## Basic Format

- All interested public and private high schools in the State of Hawaii will each designate three students to represent them on the official school team. In addition, alternates and/or practice teams may participate but not in an official capacity.
- Each school will be assigned to one of two divisions:
- Division AA (enrollment of 1,000 or more)
- Division A (enrollment of less than 1,000). Any Division A school may elect to compete in Division AA.

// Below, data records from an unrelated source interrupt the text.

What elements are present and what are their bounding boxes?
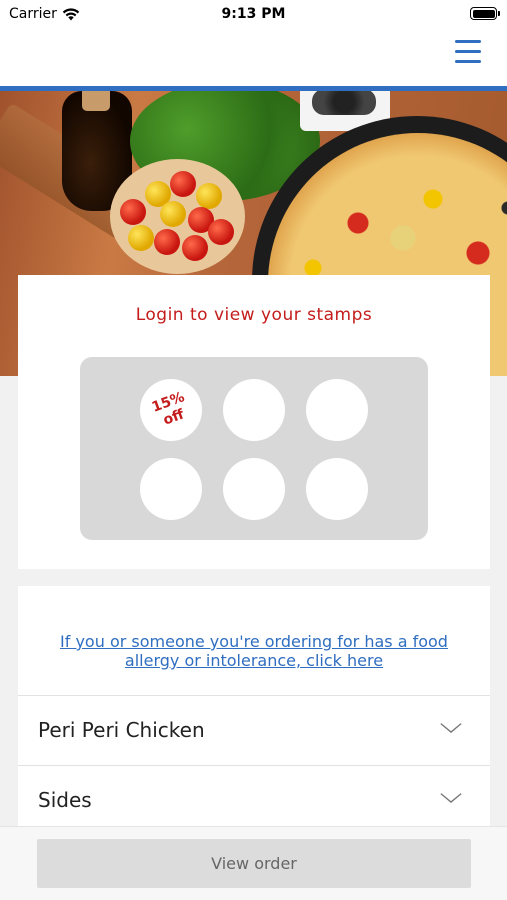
allergy-card: If you or someone you're ordering for ha… [18, 586, 490, 696]
stamp-slot [140, 458, 202, 520]
view-order-button[interactable]: View order [37, 839, 471, 888]
stamp-reward: 15% off [131, 370, 211, 450]
stamp-grid: 15% off [80, 357, 428, 540]
stamp-card: Login to view your stamps 15% off [18, 275, 490, 569]
chevron-down-icon [440, 793, 462, 803]
status-bar: Carrier 9:13 PM [0, 0, 507, 30]
battery-icon [470, 7, 500, 20]
stamp-slot [306, 458, 368, 520]
app-header [0, 30, 507, 86]
hamburger-menu-icon[interactable] [455, 40, 483, 64]
section-label: Sides [38, 788, 92, 812]
section-label: Peri Peri Chicken [38, 718, 205, 742]
chevron-down-icon [440, 723, 462, 733]
tomato-bowl [110, 159, 245, 274]
allergy-info-link[interactable]: If you or someone you're ordering for ha… [38, 632, 470, 670]
stamp-slot [306, 379, 368, 441]
bottom-bar: View order [0, 826, 507, 900]
bottle-cork [82, 91, 110, 111]
clock: 9:13 PM [221, 6, 286, 22]
stamp-card-title[interactable]: Login to view your stamps [18, 305, 490, 325]
stamp-slot [223, 379, 285, 441]
section-peri-peri-chicken[interactable]: Peri Peri Chicken [18, 696, 490, 766]
stamp-slot [223, 458, 285, 520]
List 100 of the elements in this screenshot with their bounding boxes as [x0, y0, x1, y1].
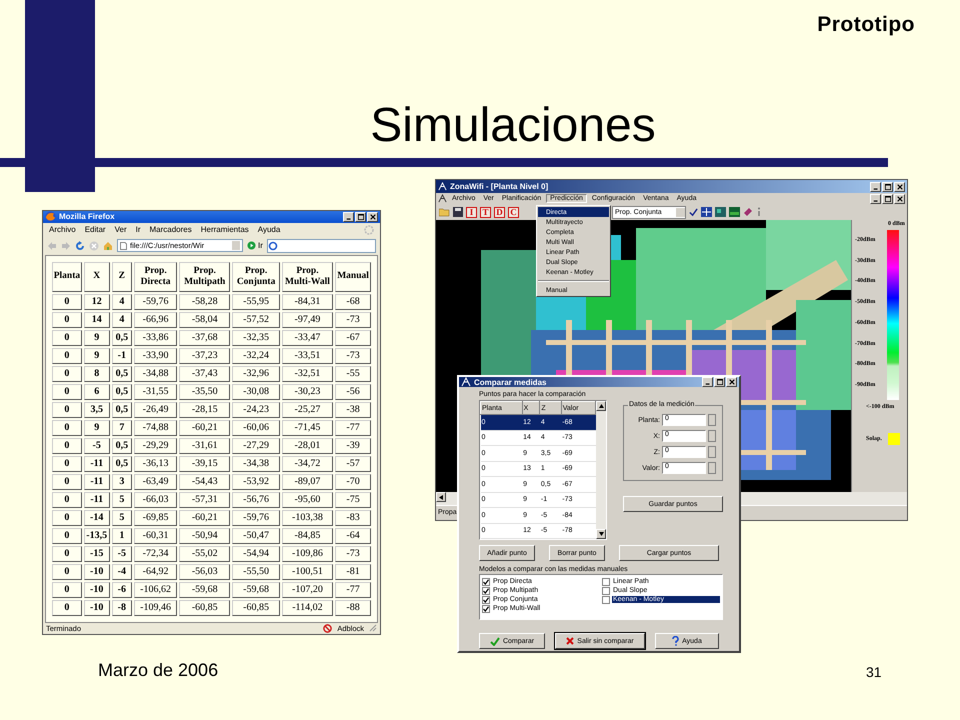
search-field[interactable] — [266, 238, 376, 253]
close-button[interactable] — [894, 182, 905, 192]
checkbox[interactable] — [482, 604, 490, 612]
close-button[interactable] — [367, 212, 378, 222]
go-button[interactable]: Ir — [247, 241, 263, 250]
table-cell: -10 — [84, 564, 110, 580]
maximize-icon — [884, 196, 890, 202]
save-icon[interactable] — [453, 207, 463, 217]
table-cell: -57 — [335, 456, 371, 472]
menu-item[interactable]: Ir — [136, 225, 140, 234]
info-icon[interactable] — [756, 207, 762, 217]
table-cell: -103,38 — [282, 510, 334, 526]
tool-button[interactable]: T — [480, 206, 491, 218]
spin-button[interactable] — [708, 462, 716, 474]
slide-label: Prototipo — [817, 13, 915, 37]
table-cell: -34,38 — [232, 456, 280, 472]
table-cell: -15 — [84, 546, 110, 562]
cross-icon — [566, 637, 574, 645]
table-cell: 12 — [84, 294, 110, 310]
menu-item[interactable]: Herramientas — [200, 225, 249, 234]
map-view-icon[interactable] — [729, 207, 740, 217]
table-cell: -60,21 — [179, 420, 230, 436]
table-cell: -67 — [335, 330, 371, 346]
scroll-left-button[interactable] — [436, 492, 446, 502]
minimize-button[interactable] — [870, 182, 881, 192]
table-cell: -100,51 — [282, 564, 334, 580]
checkbox[interactable] — [602, 586, 610, 594]
minimize-button[interactable] — [702, 377, 713, 387]
table-cell: -59,76 — [134, 294, 178, 310]
table-cell: -60,85 — [179, 600, 230, 616]
tool-button[interactable]: C — [508, 206, 519, 218]
checkbox[interactable] — [602, 578, 610, 586]
table-cell: -10 — [84, 600, 110, 616]
menu-item[interactable]: Ayuda — [258, 225, 280, 234]
maximize-button[interactable] — [882, 182, 893, 192]
table-cell: -37,68 — [179, 330, 230, 346]
table-cell: -36,13 — [134, 456, 178, 472]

- To be consistent with the American Mathematics Competitions of the Mathematical Association of America, and other math competitions, the Math Bowl will not allow the use of a calculator. If there are any challenges or problems or need to resolve any question, then the decision of the Judges shall be final.

## Detailed Format

Math Bowls I to XXI consisted of 10 rounds. In each round, the team of 3 high school students worked on one problem together. The following numbers represented the number of points per problem as well as the number of minutes that the teams had to determine the answer: 4, 5, 6, 6, 7, 7, 8, 8, 9, 10. Half-time separated the first 6 problems from the last 4 problems. The Math Bowl has participants play an 8-round format. Five of the rounds will be run the same as we have done in the past from Math Bowl I to XXI. From Math Bowl XXII, three of the rounds will be arranged in a different format. Following is a description of what will be done in each round.

### 1st Round

10 minutes/15 points. There shall be three problems, ranging from easy to moderate. The point values for each problem will be 4, 5, and 6. Students may work together on all three exercises.

### 2nd Round

5 minutes/5 points.

### 3rd Round

6 minutes/6 points.

### 4th Round

7 minutes/7 points.

### 5th Round

8 minutes/18 points. There shall be three problems. Each problem shall be worth 6 points each. The exercises shall be of moderate difficulty. The exercises shall be done individually, where each member of the three-member team shall do one problem. The three categories of problems shall be specified by the problems committee and might be algebra and plane geometry, trigonometry and analytical geometry, and probability and statistics. The coaches shall be informed before the contest begins. Before receiving the problems, the students and the coach, if necessary, shall decide who will do which category of problem. The chair that the student occupies at each team's table (for example, left, middle, or right) will determine which category of problem the student will do.

### Half Time

Intermission.

### 6th Round

9 minutes/9 points.

### 7th Round

15 minutes/20 points. There shall be three problems, ranging from easy to very difficult. The point values for the problems will be 4, 6, and 10. Students may work together on all three exercises.

### 8th Round

10 minutes/10 points.

At least one tiebreaker problem shall be prepared to determine one first-place, one second-place, and one third-place winner in each class (A or AA), if necessary. If there is still a tie for the top three places in each class, then the Math Bowl Chairperson shall determine a fair way to break the tie. Note that the total amount of time that the students shall spend in the competition will be approximately 70 minutes, with the first half 36 minutes and the second 34 minutes. The maximum possible point value is 90 points. The total number of problems is 14. For the 1st and 7th rounds, each member of the team will get all three problems, stapled together and color-coded. Each team will get an answer sheet, which they hand in after filling in their 3 answers and **school name**. For the 5th round, each member will only get one problem, which will be color-coded for the category.

### Relating the Rounds to the Students

Rounds 1 and 7 address the depth of the team. Round 5 measures each team's specialization in different mathematical topics and depth. The other rounds, 2, 3, 4, 6, and 8, indicate how well team members work with each other. There is an advantage to having teams having three very good students vis a vis one excellent student and 2 average students.